The contract that workers sign in Houston before traveling to Iraq commits workers to abide by KBR's code of ethics and dispute-resolution mechanisms but states that the agreement is with Service Employees International.

Some workers said they were told that Service Employees International was just KBR's payroll company. Others mistook the name as a reference to the well-known, large union, Service Employees International.

Henry Bunting, a Houston man who served as a procurement officer for a KBR project in Iraq in 2003, said he first found out that he was working for a foreign subsidiary when he looked closely at his paycheck.

"Their whole mindset was deceit," Bunting said. He said that he wrote to KBR several times asking for a W-2 form so he could file his taxes, but that KBR never responded.

David Boiles, a truck driver in Iraq from 2004 to 2006, said that he realized he was working for Service Employees International when he arrived in Iraq and his foreman told him he was not a KBR employee, despite the fact that his military-issued identification card said "KBR."

"At first, I didn't believe him," Boiles said.

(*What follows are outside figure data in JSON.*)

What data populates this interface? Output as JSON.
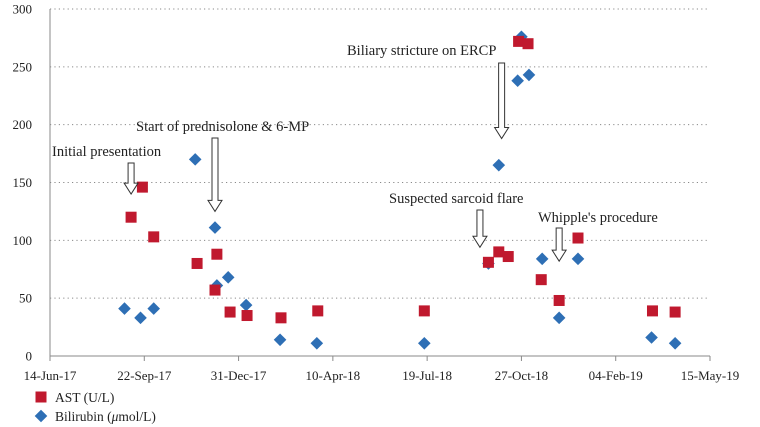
{
  "chart_data": {
    "type": "scatter",
    "x_axis": {
      "type": "date",
      "range": [
        "2017-06-14",
        "2019-05-15"
      ],
      "ticks": [
        {
          "date": "2017-06-14",
          "label": "14-Jun-17"
        },
        {
          "date": "2017-09-22",
          "label": "22-Sep-17"
        },
        {
          "date": "2017-12-31",
          "label": "31-Dec-17"
        },
        {
          "date": "2018-04-10",
          "label": "10-Apr-18"
        },
        {
          "date": "2018-07-19",
          "label": "19-Jul-18"
        },
        {
          "date": "2018-10-27",
          "label": "27-Oct-18"
        },
        {
          "date": "2019-02-04",
          "label": "04-Feb-19"
        },
        {
          "date": "2019-05-15",
          "label": "15-May-19"
        }
      ]
    },
    "y_axis": {
      "range": [
        0,
        300
      ],
      "ticks": [
        0,
        50,
        100,
        150,
        200,
        250,
        300
      ],
      "gridlines": true,
      "gridline_style": "dotted"
    },
    "legend": {
      "placement": "bottom-left",
      "items": [
        {
          "label": "AST (U/L)",
          "marker": "square",
          "color": "#c0192e"
        },
        {
          "label": "Bilirubin (",
          "label_italic": "μ",
          "label_tail": "mol/L)",
          "marker": "diamond",
          "color": "#2e6fb5"
        }
      ]
    },
    "series": [
      {
        "name": "AST (U/L)",
        "marker": "square",
        "color": "#c0192e",
        "points": [
          {
            "x": "2017-09-08",
            "y": 120
          },
          {
            "x": "2017-09-20",
            "y": 146
          },
          {
            "x": "2017-10-02",
            "y": 103
          },
          {
            "x": "2017-11-17",
            "y": 80
          },
          {
            "x": "2017-12-06",
            "y": 57
          },
          {
            "x": "2017-12-08",
            "y": 88
          },
          {
            "x": "2017-12-22",
            "y": 38
          },
          {
            "x": "2018-01-09",
            "y": 35
          },
          {
            "x": "2018-02-14",
            "y": 33
          },
          {
            "x": "2018-03-25",
            "y": 39
          },
          {
            "x": "2018-07-16",
            "y": 39
          },
          {
            "x": "2018-09-22",
            "y": 81
          },
          {
            "x": "2018-10-03",
            "y": 90
          },
          {
            "x": "2018-10-13",
            "y": 86
          },
          {
            "x": "2018-10-24",
            "y": 272
          },
          {
            "x": "2018-11-03",
            "y": 270
          },
          {
            "x": "2018-11-17",
            "y": 66
          },
          {
            "x": "2018-12-06",
            "y": 48
          },
          {
            "x": "2018-12-26",
            "y": 102
          },
          {
            "x": "2019-03-15",
            "y": 39
          },
          {
            "x": "2019-04-08",
            "y": 38
          }
        ]
      },
      {
        "name": "Bilirubin (μmol/L)",
        "marker": "diamond",
        "color": "#2e6fb5",
        "points": [
          {
            "x": "2017-09-01",
            "y": 41
          },
          {
            "x": "2017-09-18",
            "y": 33
          },
          {
            "x": "2017-10-02",
            "y": 41
          },
          {
            "x": "2017-11-15",
            "y": 170
          },
          {
            "x": "2017-12-06",
            "y": 111
          },
          {
            "x": "2017-12-08",
            "y": 61
          },
          {
            "x": "2017-12-20",
            "y": 68
          },
          {
            "x": "2018-01-08",
            "y": 44
          },
          {
            "x": "2018-02-13",
            "y": 14
          },
          {
            "x": "2018-03-24",
            "y": 11
          },
          {
            "x": "2018-07-16",
            "y": 11
          },
          {
            "x": "2018-09-22",
            "y": 80
          },
          {
            "x": "2018-10-03",
            "y": 165
          },
          {
            "x": "2018-10-23",
            "y": 238
          },
          {
            "x": "2018-10-27",
            "y": 276
          },
          {
            "x": "2018-11-04",
            "y": 243
          },
          {
            "x": "2018-11-18",
            "y": 84
          },
          {
            "x": "2018-12-06",
            "y": 33
          },
          {
            "x": "2018-12-26",
            "y": 84
          },
          {
            "x": "2019-03-14",
            "y": 16
          },
          {
            "x": "2019-04-08",
            "y": 11
          }
        ]
      }
    ],
    "annotations": [
      {
        "id": "initial",
        "text": "Initial presentation",
        "x": "2017-09-08",
        "y": 140
      },
      {
        "id": "pred",
        "text": "Start of prednisolone & 6-MP",
        "x": "2017-12-06",
        "y": 125
      },
      {
        "id": "ercp",
        "text": "Biliary stricture on ERCP",
        "x": "2018-10-06",
        "y": 188
      },
      {
        "id": "sarcoid",
        "text": "Suspected sarcoid flare",
        "x": "2018-09-13",
        "y": 94
      },
      {
        "id": "whipple",
        "text": "Whipple's procedure",
        "x": "2018-12-06",
        "y": 82
      }
    ]
  }
}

Danny Langford, a Texas pipe-fitter who was sent to work in a water treatment plant in southern Iraq in July 2003, said he, too, initially believed that he was an employee of KBR.

much more here

In a normal world, this activity would be BIG news, it would be classified as war profiteering and punished. But maybe the old saw is true: all is fair in love and war, especially if you have a friend in the White House.